Tuesday, December 29, 2009

On Hope

So I am a really horrible blogger. I suppose in some ways that is acceptable to me. Primarily beause I believe I rather enjoy the fact that everybody out there can think what he or she will of me and not really have any insight into the real me making such judgements in my mind arbitrary and insignificant. On the other hand I benefit greatly from the process of writing out my thoughts and ideas because it requires me to actually put a concious efforts into which I should pull from the stream, which I should leave, and even which of the netted thoughts I should keep and which I should cast back.

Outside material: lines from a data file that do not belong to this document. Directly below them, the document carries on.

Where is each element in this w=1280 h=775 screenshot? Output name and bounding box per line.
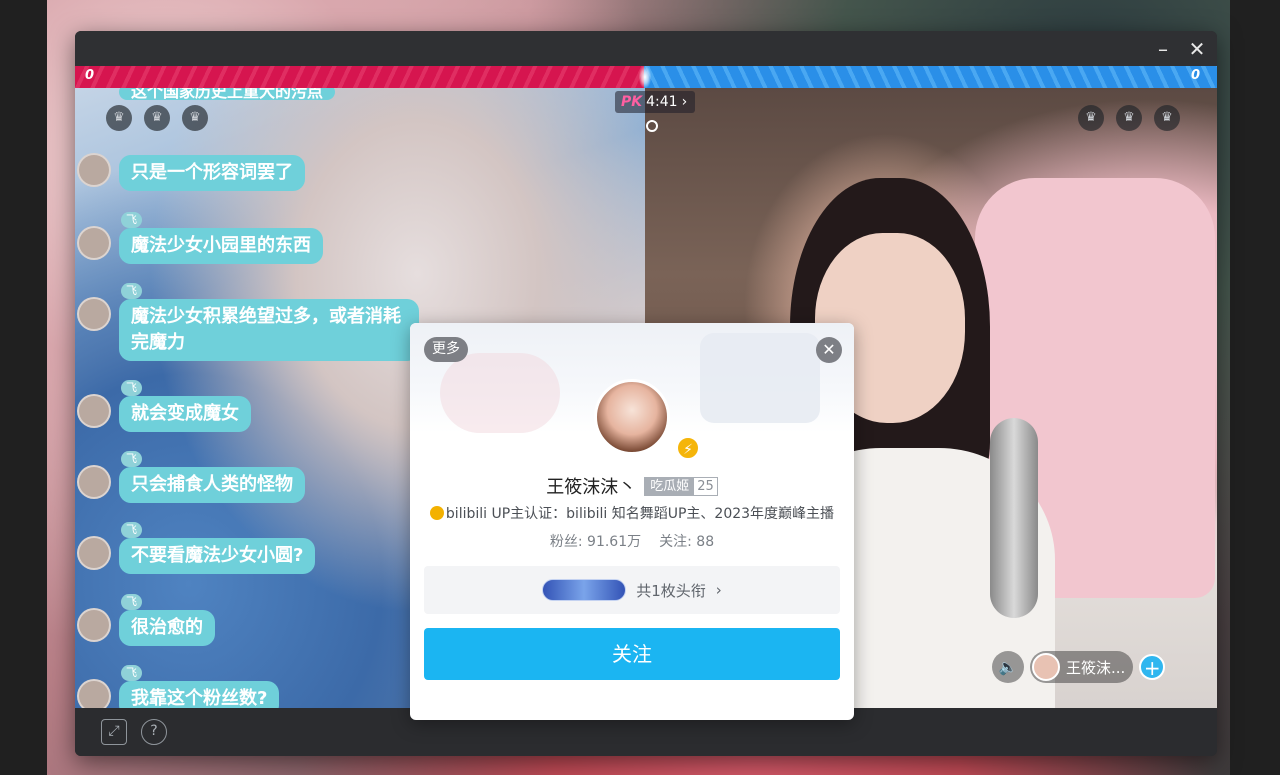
profile-name: 王筱沫沫丶 xyxy=(546,477,637,498)
minimize-icon[interactable]: – xyxy=(1151,37,1175,61)
card-decoration xyxy=(700,333,820,423)
avatar[interactable] xyxy=(77,297,111,331)
pk-bar-left: 0 xyxy=(75,66,644,88)
certification: bilibili UP主认证：bilibili 知名舞蹈UP主、2023年度巅峰… xyxy=(410,503,854,523)
fullscreen-icon[interactable]: ⤢ xyxy=(101,719,127,745)
chat-bubble: 很治愈的 xyxy=(119,610,215,646)
follow-button[interactable]: 关注 xyxy=(424,628,840,680)
avatar[interactable] xyxy=(77,153,111,187)
chat-username[interactable]: 飞木怀 xyxy=(121,594,142,640)
chat-bubble: 就会变成魔女 xyxy=(119,396,251,432)
pk-score-left: 0 xyxy=(85,68,95,83)
seat-icon[interactable]: ♛ xyxy=(1078,105,1104,131)
chat-username[interactable]: 飞木怀 xyxy=(121,522,142,568)
chat-username[interactable]: 飞木怀 xyxy=(121,451,142,497)
chevron-right-icon: › xyxy=(681,94,688,110)
pk-score-bar: 0 0 xyxy=(75,66,1217,88)
chat-bubble: 只是一个形容词罢了 xyxy=(119,155,305,191)
card-decoration xyxy=(440,353,560,433)
pk-score-right: 0 xyxy=(1190,68,1200,83)
avatar[interactable] xyxy=(594,379,670,455)
audience-seats-right: ♛ ♛ ♛ xyxy=(1078,105,1180,131)
pk-logo: PK xyxy=(621,94,643,110)
avatar[interactable] xyxy=(77,226,111,260)
chat-bubble: 这个国家历史上重大的污点 xyxy=(119,88,336,100)
chat-bubble: 不要看魔法少女小圆? xyxy=(119,538,316,574)
microphone xyxy=(990,418,1038,618)
title-badge-icon xyxy=(542,579,627,601)
seat-icon[interactable]: ♛ xyxy=(1154,105,1180,131)
volume-icon[interactable]: 🔈 xyxy=(992,651,1024,683)
fans-count: 粉丝: 91.61万 xyxy=(549,534,642,550)
medal-name: 吃瓜姬 xyxy=(645,477,695,495)
titles-count: 共1枚头衔 xyxy=(636,581,706,600)
following-count: 关注: 88 xyxy=(659,534,715,550)
certification-icon xyxy=(429,506,444,520)
lightning-icon: ⚡ xyxy=(676,436,700,460)
pk-timer[interactable]: PK 4:41 › xyxy=(615,91,696,113)
avatar[interactable] xyxy=(77,465,111,499)
follow-plus-button[interactable]: + xyxy=(1139,654,1166,680)
avatar[interactable] xyxy=(77,394,111,428)
desktop-edge-left xyxy=(0,0,47,775)
close-icon[interactable]: ✕ xyxy=(1185,37,1209,61)
chat-bubble: 魔法少女积累绝望过多，或者消耗完魔力 xyxy=(119,299,419,361)
chat-username[interactable]: 飞木怀 xyxy=(121,212,142,258)
user-profile-card: 更多 ✕ ⚡ 王筱沫沫丶 吃瓜姬 25 bilibili UP主认证：bilib… xyxy=(410,323,854,720)
avatar[interactable] xyxy=(77,679,111,708)
anchor-name: 王筱沫... xyxy=(1066,658,1126,677)
chat-username[interactable]: 飞木怀 xyxy=(121,283,142,329)
anchor-chip[interactable]: 王筱沫... xyxy=(1030,651,1134,683)
chat-bubble: 只会捕食人类的怪物 xyxy=(119,467,305,503)
medal-level: 25 xyxy=(694,477,717,495)
name-row: 王筱沫沫丶 吃瓜姬 25 xyxy=(410,473,854,499)
pk-bar-right: 0 xyxy=(644,66,1217,88)
fan-medal[interactable]: 吃瓜姬 25 xyxy=(644,476,718,496)
seat-icon[interactable]: ♛ xyxy=(1116,105,1142,131)
anchor-info-pill: 🔈 王筱沫... + xyxy=(992,650,1166,684)
chevron-right-icon: › xyxy=(715,581,722,599)
avatar xyxy=(1032,653,1060,681)
chat-bubble: 我靠这个粉丝数? xyxy=(119,681,280,708)
avatar[interactable] xyxy=(77,608,111,642)
avatar[interactable] xyxy=(77,536,111,570)
desktop-edge-right xyxy=(1230,0,1280,775)
help-icon[interactable]: ? xyxy=(141,719,167,745)
pk-time: 4:41 xyxy=(646,94,678,110)
more-button[interactable]: 更多 xyxy=(424,337,468,362)
titles-row[interactable]: 共1枚头衔 › xyxy=(424,566,840,614)
profile-stats: 粉丝: 91.61万 关注: 88 xyxy=(410,531,854,551)
title-bar[interactable]: – ✕ xyxy=(75,31,1217,67)
pk-indicator-dot xyxy=(646,120,658,132)
chat-username[interactable]: 飞木怀 xyxy=(121,665,142,708)
chat-username[interactable]: 飞木怀 xyxy=(121,380,142,426)
certification-text: bilibili UP主认证：bilibili 知名舞蹈UP主、2023年度巅峰… xyxy=(445,506,835,522)
chat-bubble: 魔法少女小园里的东西 xyxy=(119,228,323,264)
pk-divider xyxy=(639,66,651,88)
close-icon[interactable]: ✕ xyxy=(816,337,842,363)
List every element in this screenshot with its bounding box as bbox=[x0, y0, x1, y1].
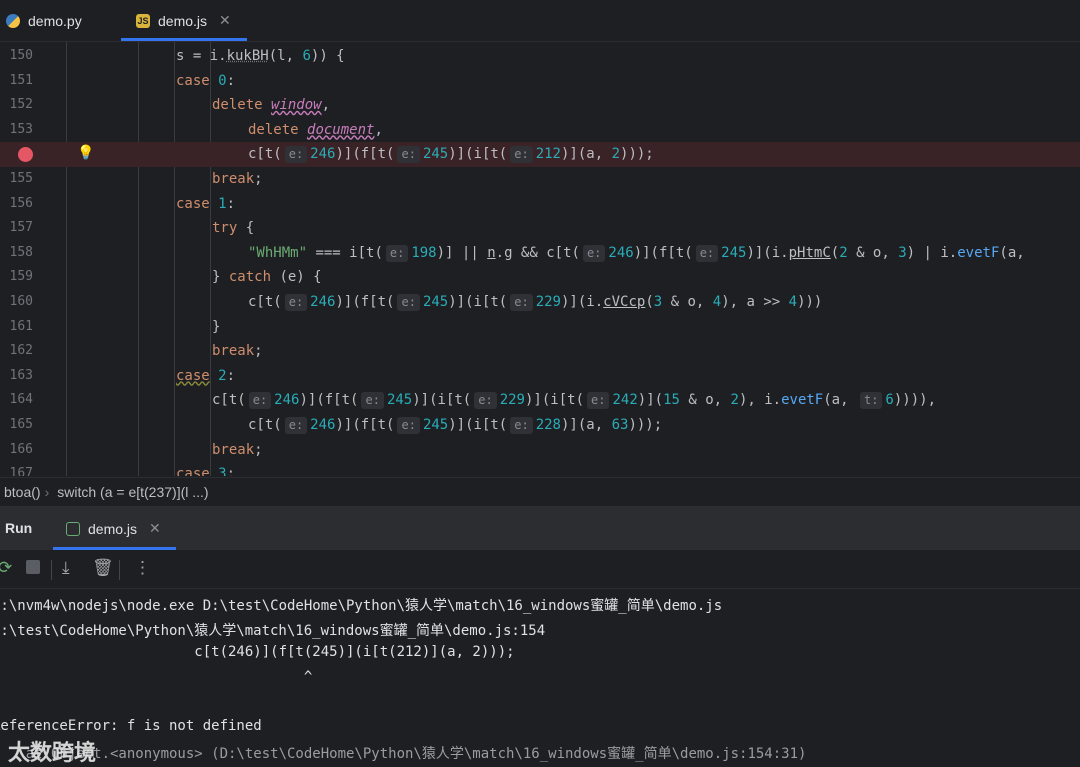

I have been reading a wonderful book called Hope Against Hope by Nadezhda Mandelstam. At the beginnin of the book, before the introduction even, there is a copy of an obituary for Nadezhda Mandelstam written by Joseph Brodsky, a post Stalinist Soviet poet. Brodsky starts out his introduction thusly: "Of the eighty-one years of her life, Nadezhda Mandelstam spent nineteen as the wife of Russia's greatest poet in this century, Osip Mandelstam, and forty-two as his widow."

So basically the book is Nadezhda Mandelstam’s memoir of life as the wife of a banned poet under the Stalin regime. It is a fascinating read. Much of the book has been more on philosophy and an explication of various attitudes prevalent in Soviet Russia before, during, and after various purges. One of the main ideas Mandelstam keeps going back to is the failure of humanism in Soviet Russia. I am fascinated by humanism and therefore find this very interesting. Anyway, earlier I blogged about a book I was reading called The Stalin Epigram by Robert Little about a scathing poem Osip Mandelstam (Nadezhda’s husband) wrote about the one he dubbed in the original version, “the Kremlin mountaineer,” and the aftermath of the poem’s writing. That novel got me interested in the story of Mandelstam and his widow’s memoir is marvelously insightful. It makes me want to study the greats of the Stalin era, Bulgakov, Mandelstam, Pasternak, and many others of whom I have not yet heard. It also makes me want to study poetry. Not just the reading but the writing.

There were some other things I wanted to blog about too but I do not think I will get to them tonight. They are just not quite ready yet, and they are to me quite dear.